Mon cher Hervé, je suis content de vous avoir revu, il y a deux semaines à Strasbourg. Vous étiez venu de Paris, moi d’Allemagne, et le pinot noir était bon. Vous m’avez dit n’avoir pas lu les Essais dont vous aviez commencé la lecture, il y a longtemps, pour vous arrêter assez vite. Il y a des chances pour que vous ne lisiez jamais ce grand texte. Vous n’en aurez ni le temps ni la patience : Montaigne, ce n’est qu’un seul titre, mais en trois volumes du Livre de poche ou mille pages en Pléiade ! Bien des tournures et des expressions sont mystérieuses car la langue a changé en quatre cents ans. Et puis, il y a des hauts et des bas dans ces 107 essais.
Le 25/05/2014 à 16:45 par Les ensablés
Publié le :
25/05/2014 à 16:45
Par Laurent Jouannaud
La partie la plus intéressante est à la fin.
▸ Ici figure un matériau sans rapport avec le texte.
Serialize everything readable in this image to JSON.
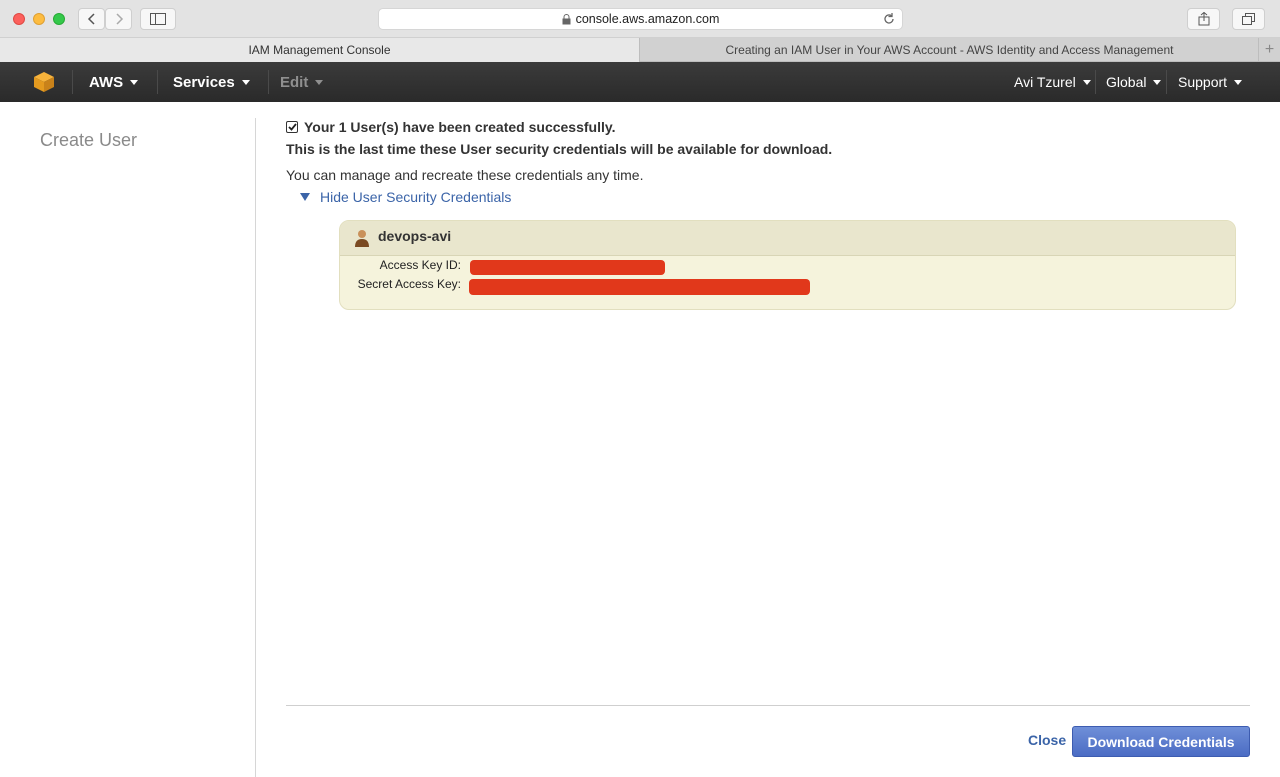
{
  "browser": {
    "url": "console.aws.amazon.com",
    "tabs": [
      {
        "label": "IAM Management Console"
      },
      {
        "label": "Creating an IAM User in Your AWS Account - AWS Identity and Access Management"
      }
    ],
    "new_tab": "+"
  },
  "aws_nav": {
    "brand": "AWS",
    "services": "Services",
    "edit": "Edit",
    "user": "Avi Tzurel",
    "region": "Global",
    "support": "Support"
  },
  "sidebar": {
    "title": "Create User"
  },
  "main": {
    "success_message": "Your 1 User(s) have been created successfully.",
    "last_time_message": "This is the last time these User security credentials will be available for download.",
    "manage_message": "You can manage and recreate these credentials any time.",
    "hide_link": "Hide User Security Credentials",
    "credentials": {
      "username": "devops-avi",
      "access_key_label": "Access Key ID:",
      "secret_key_label": "Secret Access Key:"
    }
  },
  "footer": {
    "close": "Close",
    "download": "Download Credentials"
  },
  "colors": {
    "link": "#3b64a8",
    "redaction": "#e1381b",
    "primary_button": "#4b6cc4"
  }
}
Si vous commencez les Essais par le début, vous passerez par les quatre premiers chapitres suivants : « Par divers moyens on arrive à pareille fin » (I,1), « Sur la tristesse » (I,2), « Nos affections s’emportent au-delà de nous » (I,3), « Comment l’âme décharge ses passions sur des objets faux quand les vrais lui défaillent » (I,4). Pas très engageant ! Et puis le laminoir scolaire a fait de Montaigne un raisonneur prêchant la modération et la tolérance, d’une prudence normande (bien qu’il soit gascon), féru d’Antiquité (ah ! ces citations latines), à la fois stoïcien, sceptique et épicurien. On a arrondi ses angles et lénifié ses propos.
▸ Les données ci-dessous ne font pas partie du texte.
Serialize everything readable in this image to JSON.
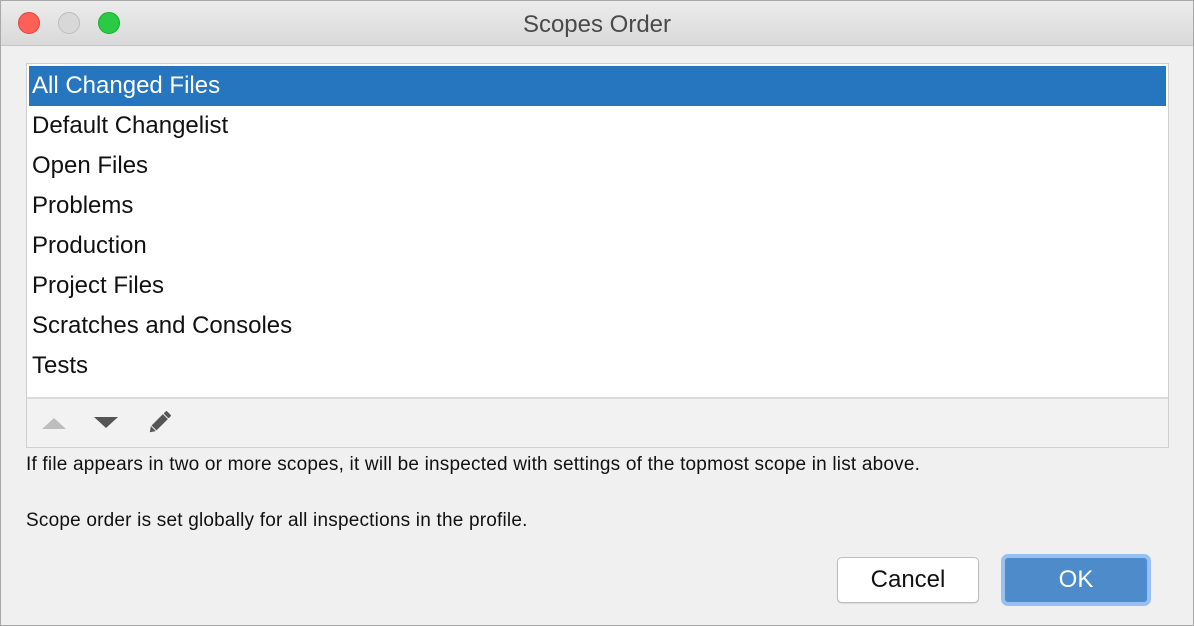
{
  "window": {
    "title": "Scopes Order"
  },
  "scopes": {
    "items": [
      {
        "label": "All Changed Files",
        "selected": true
      },
      {
        "label": "Default Changelist",
        "selected": false
      },
      {
        "label": "Open Files",
        "selected": false
      },
      {
        "label": "Problems",
        "selected": false
      },
      {
        "label": "Production",
        "selected": false
      },
      {
        "label": "Project Files",
        "selected": false
      },
      {
        "label": "Scratches and Consoles",
        "selected": false
      },
      {
        "label": "Tests",
        "selected": false
      }
    ]
  },
  "toolbar": {
    "move_up_icon": "triangle-up-icon",
    "move_down_icon": "triangle-down-icon",
    "edit_icon": "pencil-icon"
  },
  "description": {
    "line1": "If file appears in two or more scopes, it will be inspected with settings of the topmost scope in list above.",
    "line2": "Scope order is set globally for all inspections in the profile."
  },
  "buttons": {
    "cancel": "Cancel",
    "ok": "OK"
  },
  "colors": {
    "selection": "#2675bf",
    "ok_button": "#4d8bcb",
    "ok_focus_ring": "#97c1f2"
  }
}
Montaigne est un monument que bien peu escaladent : on l’admire d’en bas. Mais il se trouve que la collection « Folio 2€ » propose un essai de Montaigne, un seul, le neuvième du troisième livre, intitulé « De la vanité » (III,9). C’est une excellente idée : du Montaigne à petit prix et en petite quantité ! Volume fin, jolie couverture colorée : en un seul essai, vous aurez la saveur de Montaigne tout entier. J’ai relu ce texte et une fois de plus la magie opère. Un essai de Montaigne ne se limite jamais au sujet qu’indique le titre : il sera question de vanité dans les premières lignes, et puis Montaigne va dériver, glisser, élargir le sujet, le laisser, pour y revenir à la fin. En fait, il ne peut pas y avoir de hors sujet dans les Essais, puisque tout ce qui touche Montaigne peut entrer en ligne. C’est le premier écrivain à écrire sur lui-même, et sur rien d’autre. Ce n’est pas un politicien, artiste ou savant arrivé qui écrit son autobiographie avec anecdotes et réflexions. Non, Montaigne est un particulier qui ressent le besoin d’écrire et n’a pas de sujet.
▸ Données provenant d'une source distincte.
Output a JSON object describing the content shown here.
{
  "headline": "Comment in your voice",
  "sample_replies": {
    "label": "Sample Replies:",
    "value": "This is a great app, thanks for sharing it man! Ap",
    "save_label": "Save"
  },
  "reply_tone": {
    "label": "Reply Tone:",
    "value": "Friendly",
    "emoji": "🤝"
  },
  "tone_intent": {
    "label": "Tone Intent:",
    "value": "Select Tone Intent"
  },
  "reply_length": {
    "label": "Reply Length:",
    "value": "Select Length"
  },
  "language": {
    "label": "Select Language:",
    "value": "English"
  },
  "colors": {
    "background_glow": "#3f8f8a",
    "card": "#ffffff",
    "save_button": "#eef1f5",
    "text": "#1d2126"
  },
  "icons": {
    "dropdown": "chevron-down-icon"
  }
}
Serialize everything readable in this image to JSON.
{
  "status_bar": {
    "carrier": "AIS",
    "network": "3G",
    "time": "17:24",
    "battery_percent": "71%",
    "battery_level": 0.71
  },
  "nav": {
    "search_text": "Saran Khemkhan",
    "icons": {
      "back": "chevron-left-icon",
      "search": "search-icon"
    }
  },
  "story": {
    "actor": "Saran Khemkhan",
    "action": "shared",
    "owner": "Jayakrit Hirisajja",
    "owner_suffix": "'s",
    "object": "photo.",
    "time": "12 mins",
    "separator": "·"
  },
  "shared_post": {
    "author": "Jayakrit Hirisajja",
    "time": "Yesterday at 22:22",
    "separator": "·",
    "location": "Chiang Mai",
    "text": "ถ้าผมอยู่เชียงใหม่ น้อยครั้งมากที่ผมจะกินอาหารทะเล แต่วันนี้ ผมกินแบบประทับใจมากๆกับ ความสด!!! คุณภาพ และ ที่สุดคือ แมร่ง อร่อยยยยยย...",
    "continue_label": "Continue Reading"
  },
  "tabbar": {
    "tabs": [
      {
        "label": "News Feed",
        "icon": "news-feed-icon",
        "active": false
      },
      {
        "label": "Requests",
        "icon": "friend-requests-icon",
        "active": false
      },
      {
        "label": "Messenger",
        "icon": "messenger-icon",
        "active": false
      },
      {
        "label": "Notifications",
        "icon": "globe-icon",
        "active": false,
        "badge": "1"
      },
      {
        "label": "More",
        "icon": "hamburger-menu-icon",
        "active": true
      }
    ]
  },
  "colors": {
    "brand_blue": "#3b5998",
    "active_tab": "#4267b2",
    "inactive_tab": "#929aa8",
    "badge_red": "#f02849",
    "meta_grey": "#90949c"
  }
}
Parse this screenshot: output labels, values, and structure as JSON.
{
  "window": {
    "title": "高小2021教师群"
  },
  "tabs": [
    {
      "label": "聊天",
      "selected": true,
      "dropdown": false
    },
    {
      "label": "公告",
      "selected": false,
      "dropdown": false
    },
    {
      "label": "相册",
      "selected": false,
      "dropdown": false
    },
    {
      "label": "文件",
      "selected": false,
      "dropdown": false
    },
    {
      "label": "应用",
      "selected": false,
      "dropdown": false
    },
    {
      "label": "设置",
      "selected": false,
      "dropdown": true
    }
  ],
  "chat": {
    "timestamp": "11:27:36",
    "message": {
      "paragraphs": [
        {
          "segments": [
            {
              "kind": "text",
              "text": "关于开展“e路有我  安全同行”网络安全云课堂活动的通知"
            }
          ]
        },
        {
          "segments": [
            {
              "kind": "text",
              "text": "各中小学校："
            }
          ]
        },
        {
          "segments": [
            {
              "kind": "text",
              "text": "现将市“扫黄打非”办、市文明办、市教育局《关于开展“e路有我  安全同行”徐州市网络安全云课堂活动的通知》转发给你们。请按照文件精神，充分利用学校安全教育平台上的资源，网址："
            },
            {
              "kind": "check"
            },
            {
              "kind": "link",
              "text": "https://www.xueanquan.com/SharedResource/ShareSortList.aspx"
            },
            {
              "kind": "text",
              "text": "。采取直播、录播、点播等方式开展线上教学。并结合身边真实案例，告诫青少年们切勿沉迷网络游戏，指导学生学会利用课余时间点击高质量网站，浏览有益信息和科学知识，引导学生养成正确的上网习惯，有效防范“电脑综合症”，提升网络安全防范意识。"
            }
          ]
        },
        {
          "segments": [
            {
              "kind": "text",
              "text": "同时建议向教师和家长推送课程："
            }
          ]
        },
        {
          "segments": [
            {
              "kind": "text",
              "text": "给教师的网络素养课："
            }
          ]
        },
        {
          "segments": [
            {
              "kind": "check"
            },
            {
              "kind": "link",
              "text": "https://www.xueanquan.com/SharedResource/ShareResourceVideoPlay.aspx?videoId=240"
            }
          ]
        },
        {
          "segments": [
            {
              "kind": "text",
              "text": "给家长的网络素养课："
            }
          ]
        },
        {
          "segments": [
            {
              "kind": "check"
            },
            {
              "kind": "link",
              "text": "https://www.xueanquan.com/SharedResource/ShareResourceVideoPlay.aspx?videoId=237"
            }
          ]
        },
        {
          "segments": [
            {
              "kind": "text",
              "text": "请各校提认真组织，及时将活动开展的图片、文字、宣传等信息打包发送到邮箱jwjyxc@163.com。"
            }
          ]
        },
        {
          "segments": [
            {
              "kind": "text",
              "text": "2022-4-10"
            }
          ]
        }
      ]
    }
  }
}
Ce besoin d’écrire est une chose bizarre, cher Hervé, vous et moi en sommes accablés, et beaucoup de nos lecteurs sans doute aussi. Ecrire… mais sur quoi ? Montaigne, n’ayant aucune imagination, a décidé d’écrire sur lui-même : « Je suis moi-même la matière de mon livre », inscrit-il en préambule des Essais. L’homme Montaigne est le seul personnage du récit. Il se met en scène mais ne veut pas jouer un rôle : il se donne pour ce qu’il est. Bien entendu, l’écriture des Essais l’entraînera plus loin qu’il ne l’imaginait : « Plusieurs choses que je ne voudrais dire à personne, je les dis au peuple, et sur mes plus secrètes sciences ou pensées je renvoie à une boutique de librairie. » Ce mot qui fait titre, « De la vanité », est un sentiment essentiel chez Montaigne, c’est le vanitas vanitatum et omnia vanitas de la Bible. Mais Montaigne met la formule au carré dès les premiers mots : « Il n’en est à l’aventure aucune plus expresse que d’en écrire si vainement. » Autrement dit, écrire que tout est vain est aussi vain que le reste. La vanité est partout : écrire ou ne pas écrire, être philosophe ou ne pas l’être, être vain ou ne pas l’être, tout est vain et vide (vanus veut dire vide en latin). Montaigne ne joue pas au grantécrivain qui compose d’impérissables choses. Cependant, fait-il remarquer, écrire est finalement moins nuisible que d’autres activités. Cette « écrivaillerie » est inutile, mais au moins Montaigne ne cause de tort à personne : « En un temps où le méchamment faire est si commun, de ne faire qu’inutilement il est comme louable. » En effet, en pleine guerre de religion, quand d’autres mentent, se parjurent et assassinent, Montaigne écrit des essais sans portée et sans effet, vanité sans grande conséquence. La dramatique situation de la France le conduit à parler de voyages. Montaigne aimait voyager. D’abord parce que les obligations domestiquent l’ennuient, les soucis ordinaires lui pèsent : « Ces ordinaires gouttières me mangent ».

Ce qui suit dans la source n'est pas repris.